В эту минуту к ним подошел долговязый солдат и, как заведенная машина, механически выкрикнул:
— Граждане, свидание закончилось, прошу освободить помещение! — И тут же, даже не подождав, пока посетители встанут со скамеек, тем же басовитым голосом повторил еще громче: — Граждане, свидание окончилось! Прошу освободить помещение!
Струмилин встал из-за стола, распрощался с Лилей и, с порога окинув взглядом ее обезображенную грубым халатом фигуру, вышел из комнаты. Следом за ним выходили другие посетители.
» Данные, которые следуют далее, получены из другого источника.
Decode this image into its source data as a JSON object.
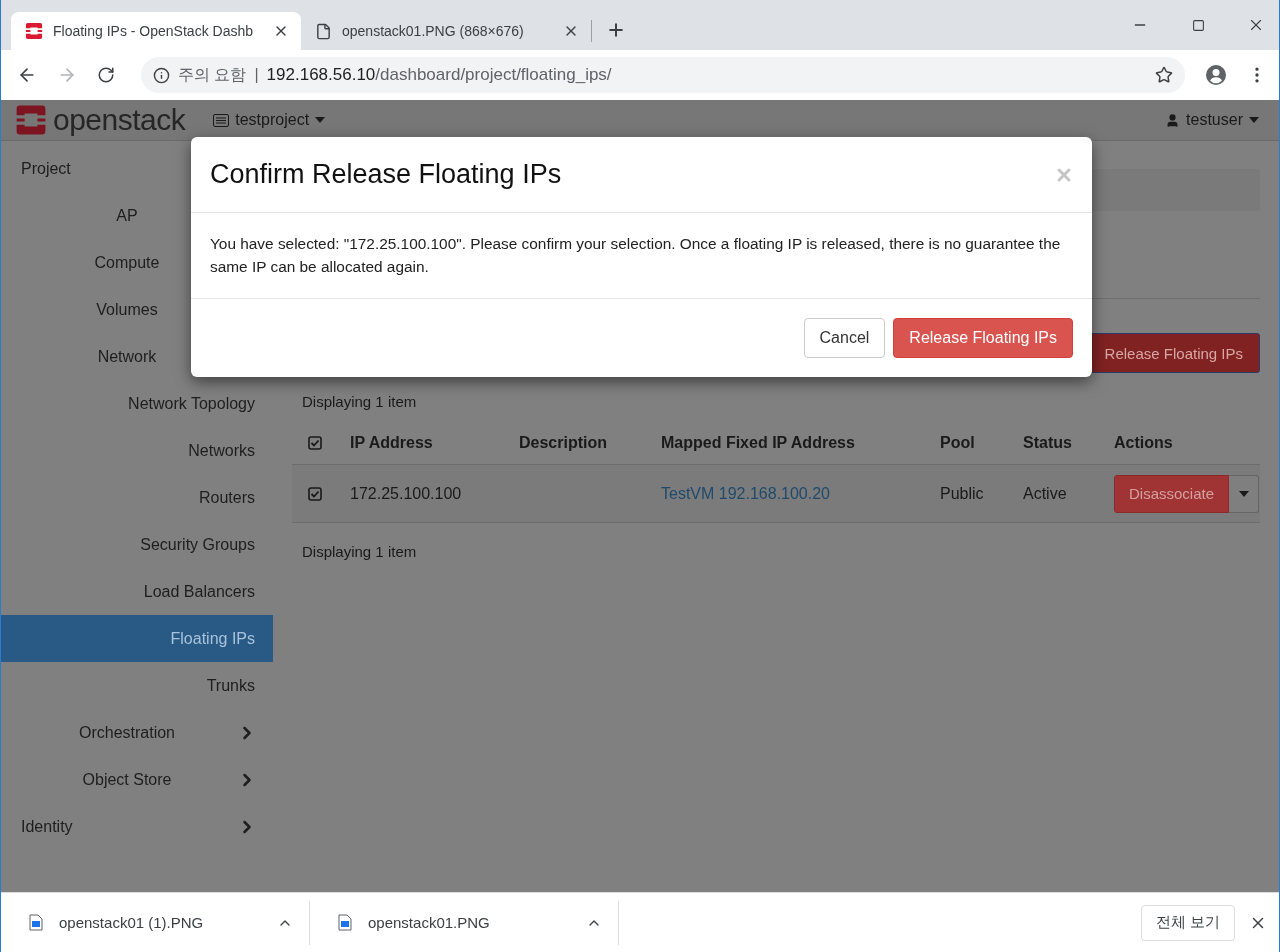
{
  "browser": {
    "tabs": [
      {
        "title": "Floating IPs - OpenStack Dashb",
        "selected": true
      },
      {
        "title": "openstack01.PNG (868×676)",
        "selected": false
      }
    ],
    "address": {
      "security": "주의 요함",
      "separator": "|",
      "host": "192.168.56.10",
      "path": "/dashboard/project/floating_ips/"
    }
  },
  "header": {
    "brand": "openstack",
    "project": "testproject",
    "user": "testuser"
  },
  "sidebar": {
    "items": [
      {
        "label": "Project",
        "selected": false,
        "children": [
          {
            "label": "AP",
            "selected": false
          },
          {
            "label": "Compute",
            "selected": false
          },
          {
            "label": "Volumes",
            "selected": false
          },
          {
            "label": "Network",
            "selected": false,
            "children": [
              {
                "label": "Network Topology",
                "selected": false
              },
              {
                "label": "Networks",
                "selected": false
              },
              {
                "label": "Routers",
                "selected": false
              },
              {
                "label": "Security Groups",
                "selected": false
              },
              {
                "label": "Load Balancers",
                "selected": false
              },
              {
                "label": "Floating IPs",
                "selected": true
              },
              {
                "label": "Trunks",
                "selected": false
              }
            ]
          },
          {
            "label": "Orchestration",
            "selected": false,
            "expanded": false
          },
          {
            "label": "Object Store",
            "selected": false,
            "expanded": false
          }
        ]
      },
      {
        "label": "Identity",
        "selected": false,
        "expanded": false
      }
    ]
  },
  "page": {
    "action_button": "Release Floating IPs",
    "count_top": "Displaying 1 item",
    "count_bottom": "Displaying 1 item",
    "table": {
      "all_checked": true,
      "columns": [
        "IP Address",
        "Description",
        "Mapped Fixed IP Address",
        "Pool",
        "Status",
        "Actions"
      ],
      "rows": [
        {
          "checked": true,
          "ip_address": "172.25.100.100",
          "mapped_fixed_ip": "TestVM 192.168.100.20",
          "pool": "Public",
          "status": "Active",
          "action": "Disassociate"
        }
      ]
    }
  },
  "modal": {
    "title": "Confirm Release Floating IPs",
    "message": "You have selected: \"172.25.100.100\". Please confirm your selection. Once a floating IP is released, there is no guarantee the same IP can be allocated again.",
    "buttons": [
      {
        "label": "Cancel",
        "kind": "default"
      },
      {
        "label": "Release Floating IPs",
        "kind": "danger"
      }
    ]
  },
  "downloads": {
    "items": [
      "openstack01 (1).PNG",
      "openstack01.PNG"
    ],
    "show_all": "전체 보기"
  }
}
«Адвокат! Только хороший адвокат может спасти ее», — думал он и незаметно для себя все больше и больше прибавлял шагу, точно его медлительность может дурно отразиться на судьбе Лили.
В сопровождении конвоира Лиля вернулась в свою камеру и положила сверточек на нары. Сразу же к ней подошла Райка Шмырева. Осипшим от водки голосом она спросила:
— Чего-то тебе притаранили?
Лиля развернула пакет. В нем был кусок сыра, пачка масла, копченая колбаса, конфеты и два ее любимых бисквитных пирожных.
Райка поймала Лилин взгляд, откашливаясь, произнесла:
— Опять курево не принесли. Что они у тебя, жмоты, боятся пачку «Беломора» положить? — С этими словами Райка протянула Лиле пачку папирос. — Бери. Мне сегодня пару подкинули. Сейчас будешь хавать?